A few of our governors take very seriously the quality - and qualifications - of new recruits and almost work to a formula representing the ideal governing body. They can't do much about local education authority-appointed or parent and teacher governors, but when it comes to co-options someone will always say: "We need someone who understands budgeting," or "We must have a lawyer builder personnel officer business person". They also want to interview them if possible. Surely we are intended to be a rough cross-section of the community and not a professional body?
Many governors reading this will disbelieve your luxury of choice of expertise. Your colleagues don't know they are born. We all welcome a bit of help with the hard bits, but I agree with you entirely that a good governing body is above all representative of the ordinary people who work in, live near, or send their children to the school, and anything else is a bonus.
If a potential co-optee shows interest and has time to spare, and impresses you with evidence of commitment to some kind of community service, say yes before somebody else steps in. Anyway experts can occasionally get too involved in the detail, too anxious to take over a particular area of work, or too threatening to the senior staff.
Sometimes, too, they think their expert contribution excuses them from spending time in the school. But interviewing can be helpful, if only to make sure candidates know and accept the time commitment involved.

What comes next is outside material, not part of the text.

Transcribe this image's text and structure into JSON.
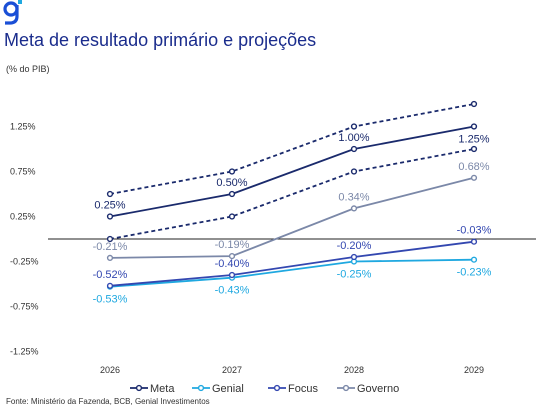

OUR school is over-subscribed and has not been able to accept all first choices from the immediate neighbourhood. Some disappointed parents have taken it very badly and have been threatening and abusive both to the head and to governors who live near. I have suffered very badly as chair and a well-known parent governor, and the language and threats have made me fearful for myself and my children. What can we do?
Some heads would write to abusive parents explaining that neither they, the staff nor governors have any say in admissions - if it is a community school - and warn them that threats and abuse will be taken seriously. I have also heard of cases where offenders have been warned by the police.
Parents in general can also be told about the legal provision for individuals to appeal, and also for a group of them to complain against the admission criteria which will have been agreed and strictly applied by the LEA.
All this also applies to voluntary-aided schools, except that here the governors will have made the decisions in individual cases.
I am assuming that all those responsible are satisfied that these decisions have been fairly made against the agreed criteria. It is trickier in church schools, since if over-subscribed they may apply whatever tests of commitment to the faith that have been incorporated in the rules, and by their nature these offer more to argue about.